The NHM exhibit follows the big cat’s journey from his birth near Malibu to his current home in Griffith Park, highlighting the dangers he faced along the way. These include territorial disputes with other mountain lions, danger from human neighbors upset by the big cats’ hunting (including P-22’s infamous killing of a Koala at the Los Angeles Zoo), a case of mange contracted from eating poisoned prey – and those freeway crossings.

Also featured are an actual tracking collar like the one P-22 wears and the very camera trap that first captured him on film. A 3-D map of Griffith Park complete with moving traffic lights on its bordering freeways offers a birds-eye view of the mountain lion’s home, and a recorded soundscape showcases the other urban wildlife that shares his terrain. If you, too, are an urban nature dweller, the rattlesnake sounds will make you jump!
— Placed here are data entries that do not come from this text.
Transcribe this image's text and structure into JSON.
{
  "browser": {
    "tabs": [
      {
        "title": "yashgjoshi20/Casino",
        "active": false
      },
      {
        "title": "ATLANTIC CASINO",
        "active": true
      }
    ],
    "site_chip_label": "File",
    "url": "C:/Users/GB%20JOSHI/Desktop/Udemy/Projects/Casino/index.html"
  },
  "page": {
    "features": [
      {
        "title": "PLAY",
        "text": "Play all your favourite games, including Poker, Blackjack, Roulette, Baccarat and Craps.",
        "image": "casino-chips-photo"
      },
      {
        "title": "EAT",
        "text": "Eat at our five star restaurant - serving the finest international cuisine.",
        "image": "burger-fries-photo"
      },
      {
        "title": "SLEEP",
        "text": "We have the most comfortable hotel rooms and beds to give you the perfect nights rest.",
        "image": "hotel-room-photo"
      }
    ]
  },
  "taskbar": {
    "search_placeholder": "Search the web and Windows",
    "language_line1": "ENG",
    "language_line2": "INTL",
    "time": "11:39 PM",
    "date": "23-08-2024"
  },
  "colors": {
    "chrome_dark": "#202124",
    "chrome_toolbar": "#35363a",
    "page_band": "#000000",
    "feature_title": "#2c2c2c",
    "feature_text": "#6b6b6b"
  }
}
Like P-22 in Griffith Park, the tiny installation is a bit boxed in, but even that is turned to advantage. Markings on the floor indicate the scale of P-22’s actual territory, giving visitors a sense of the cramped space he has adapted to. It’s well worth a visit for those fascinated by the puma who has posed with such L.A. landmarks as the Hollywood Sign and become a star in his own right. What you see, hear and touch as you explore the installation will give you a new appreciation for our unique blending of urban and natural habitats – and might give you pause the next time you’re driving up Interstate 5 or along the 134 Freeway past the park where P-22 still roams.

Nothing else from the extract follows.